Here in the UK, forty percent of companies are reporting skills shortages for their vacant roles, a situation that is predicted to continue for at least the next two years.

The crisis, dubbed ‘The Great Resignation’ is increasingly alarming for companies looking to expand and thrive through pandemic recovery.

The perfect storm, and what to do about it

Earlier this year, Vestd interviewed 2000 British employees to find out how the pandemic had changed their attitudes to work.

It’s abundantly clear that covid has, for better or worse, disrupted nearly everybody’s lives. For some, such as retail or healthcare workers, burnout has been a major factor in driving numbers of resignations. But for others, such as office or high-tech workers, factors such as furlough have given them space to reconsider their careers or to set up their own companies.


The research strongly points towards the factors and benefits that UK employees are actively seeking during their job hunting.

So what are the top three things to be aware of if you are looking to boost your retention rates?

  1. Gratitude

The study showed that the number one factor that motivates most Brits is to simply be thanked and appreciated. Being acknowledged for good work was selected by over a third of respondents demonstrating the power of simple (but meaningful) gestures.

Recognising good work is a quick win for employers trying to empower and stimulate their teams. So if you are a bit shy on the gratitude front, today’s a good day to break that habit. However, if your staff haven’t been feeling the love, it’s hard to turn that around overnight. You can try to make more of a conscious effort to be empathetic and grateful going forwards but a more immediate solution might be needed to persuade those on the fence to stay.

  1. Flexibility

When comparing one identical job to another, 66% of British workers would now choose the job that offers the most flexible working options. Office workers have now tasted the benefits of working from home (or from the beach or from the coffee shop…) and for many, there’s no valid reason for being forced back into the 9-5.

If your company can offer flexible working but is opting not to, or you are trying to force everybody back to pre-covid patterns, you might find that your employees are amongst those scouring job boards during working hours.

  1. Share schemes

The research also showed that one in three would choose a company that operates a company share scheme over one that didn’t.

Share schemes kickstart a psychological reaction known as the ‘ownership effect’ in which participants feel more responsibility, loyalty and tenacity for the thing they have been given.

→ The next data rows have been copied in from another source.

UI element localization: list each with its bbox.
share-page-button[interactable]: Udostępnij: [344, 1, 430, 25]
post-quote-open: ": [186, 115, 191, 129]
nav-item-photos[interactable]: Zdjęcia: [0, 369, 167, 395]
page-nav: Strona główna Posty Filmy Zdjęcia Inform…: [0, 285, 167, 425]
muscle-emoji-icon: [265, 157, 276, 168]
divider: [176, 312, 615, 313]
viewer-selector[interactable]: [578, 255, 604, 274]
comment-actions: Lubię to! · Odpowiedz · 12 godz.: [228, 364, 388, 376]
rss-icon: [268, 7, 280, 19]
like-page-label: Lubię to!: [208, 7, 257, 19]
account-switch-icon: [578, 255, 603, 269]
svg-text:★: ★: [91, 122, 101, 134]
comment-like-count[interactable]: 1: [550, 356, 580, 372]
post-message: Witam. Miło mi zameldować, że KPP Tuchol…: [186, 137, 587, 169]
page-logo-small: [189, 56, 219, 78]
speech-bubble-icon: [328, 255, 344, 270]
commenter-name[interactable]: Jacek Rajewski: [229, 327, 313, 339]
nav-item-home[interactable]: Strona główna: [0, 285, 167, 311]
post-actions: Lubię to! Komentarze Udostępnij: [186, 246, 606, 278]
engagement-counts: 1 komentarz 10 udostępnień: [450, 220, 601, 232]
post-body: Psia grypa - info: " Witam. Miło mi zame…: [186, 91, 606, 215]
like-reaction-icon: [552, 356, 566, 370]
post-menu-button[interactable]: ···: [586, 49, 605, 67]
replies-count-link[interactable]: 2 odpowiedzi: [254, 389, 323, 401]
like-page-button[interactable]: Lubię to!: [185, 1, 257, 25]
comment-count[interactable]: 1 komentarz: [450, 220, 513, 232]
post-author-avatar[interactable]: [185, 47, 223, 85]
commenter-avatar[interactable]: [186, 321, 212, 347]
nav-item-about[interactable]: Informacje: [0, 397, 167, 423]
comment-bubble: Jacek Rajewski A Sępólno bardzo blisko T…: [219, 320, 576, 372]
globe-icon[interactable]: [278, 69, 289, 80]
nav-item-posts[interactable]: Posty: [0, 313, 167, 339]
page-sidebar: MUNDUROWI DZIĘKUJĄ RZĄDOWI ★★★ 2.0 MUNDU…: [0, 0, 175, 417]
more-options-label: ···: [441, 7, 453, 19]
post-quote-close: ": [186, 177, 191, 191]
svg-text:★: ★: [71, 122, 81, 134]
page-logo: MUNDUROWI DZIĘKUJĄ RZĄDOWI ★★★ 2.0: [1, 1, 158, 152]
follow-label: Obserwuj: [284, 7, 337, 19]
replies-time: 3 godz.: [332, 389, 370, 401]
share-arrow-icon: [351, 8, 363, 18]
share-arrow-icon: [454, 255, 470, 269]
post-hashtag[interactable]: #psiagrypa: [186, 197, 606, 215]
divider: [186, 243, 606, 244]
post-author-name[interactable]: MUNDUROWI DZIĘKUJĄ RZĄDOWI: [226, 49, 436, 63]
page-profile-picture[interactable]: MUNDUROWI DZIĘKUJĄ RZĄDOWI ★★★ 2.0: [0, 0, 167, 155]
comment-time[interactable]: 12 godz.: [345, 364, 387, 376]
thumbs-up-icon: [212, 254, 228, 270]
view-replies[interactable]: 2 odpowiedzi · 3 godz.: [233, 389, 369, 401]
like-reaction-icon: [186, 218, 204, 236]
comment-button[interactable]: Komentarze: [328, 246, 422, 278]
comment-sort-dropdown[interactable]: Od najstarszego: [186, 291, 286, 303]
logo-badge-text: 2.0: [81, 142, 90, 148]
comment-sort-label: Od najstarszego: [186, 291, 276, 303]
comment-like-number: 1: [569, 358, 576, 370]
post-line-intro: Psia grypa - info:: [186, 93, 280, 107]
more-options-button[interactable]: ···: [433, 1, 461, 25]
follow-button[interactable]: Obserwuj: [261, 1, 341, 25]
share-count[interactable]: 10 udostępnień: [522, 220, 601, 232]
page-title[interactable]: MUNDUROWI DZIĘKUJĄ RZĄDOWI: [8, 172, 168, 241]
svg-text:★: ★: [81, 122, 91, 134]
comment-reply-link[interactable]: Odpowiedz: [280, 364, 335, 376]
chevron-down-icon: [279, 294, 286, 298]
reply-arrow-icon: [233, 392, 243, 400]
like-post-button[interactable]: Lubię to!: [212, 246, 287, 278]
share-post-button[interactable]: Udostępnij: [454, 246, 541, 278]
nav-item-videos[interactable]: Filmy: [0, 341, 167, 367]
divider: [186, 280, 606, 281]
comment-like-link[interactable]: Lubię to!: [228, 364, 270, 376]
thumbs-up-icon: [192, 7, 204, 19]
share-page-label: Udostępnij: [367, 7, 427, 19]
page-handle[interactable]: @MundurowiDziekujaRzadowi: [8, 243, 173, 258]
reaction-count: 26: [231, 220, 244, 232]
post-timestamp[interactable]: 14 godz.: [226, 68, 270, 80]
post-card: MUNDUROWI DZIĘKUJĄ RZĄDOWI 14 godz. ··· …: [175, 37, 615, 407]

In terms of loyalty, we discovered that 95% of business owners agree that their schemes have improved their retention rates. A huge figure!

The stats aside, what sharing equity does to a team is transformative. Employees with a stake in the business are likely to perform better and support each other as they have a vested interest.

Accept the inevitable

It looks likely that all companies and industries are going to feel some impact from The Great Resignation, whether that’s through employees leaving or supply lines choking up from undersupply.

You can’t fully insulate yourself from the wider movement going on, but you can reassess your suite of benefits at the earliest to ensure that you are not missing a trick.

Getting on the front foot now could minimise the damage that your company might suffer. Good luck!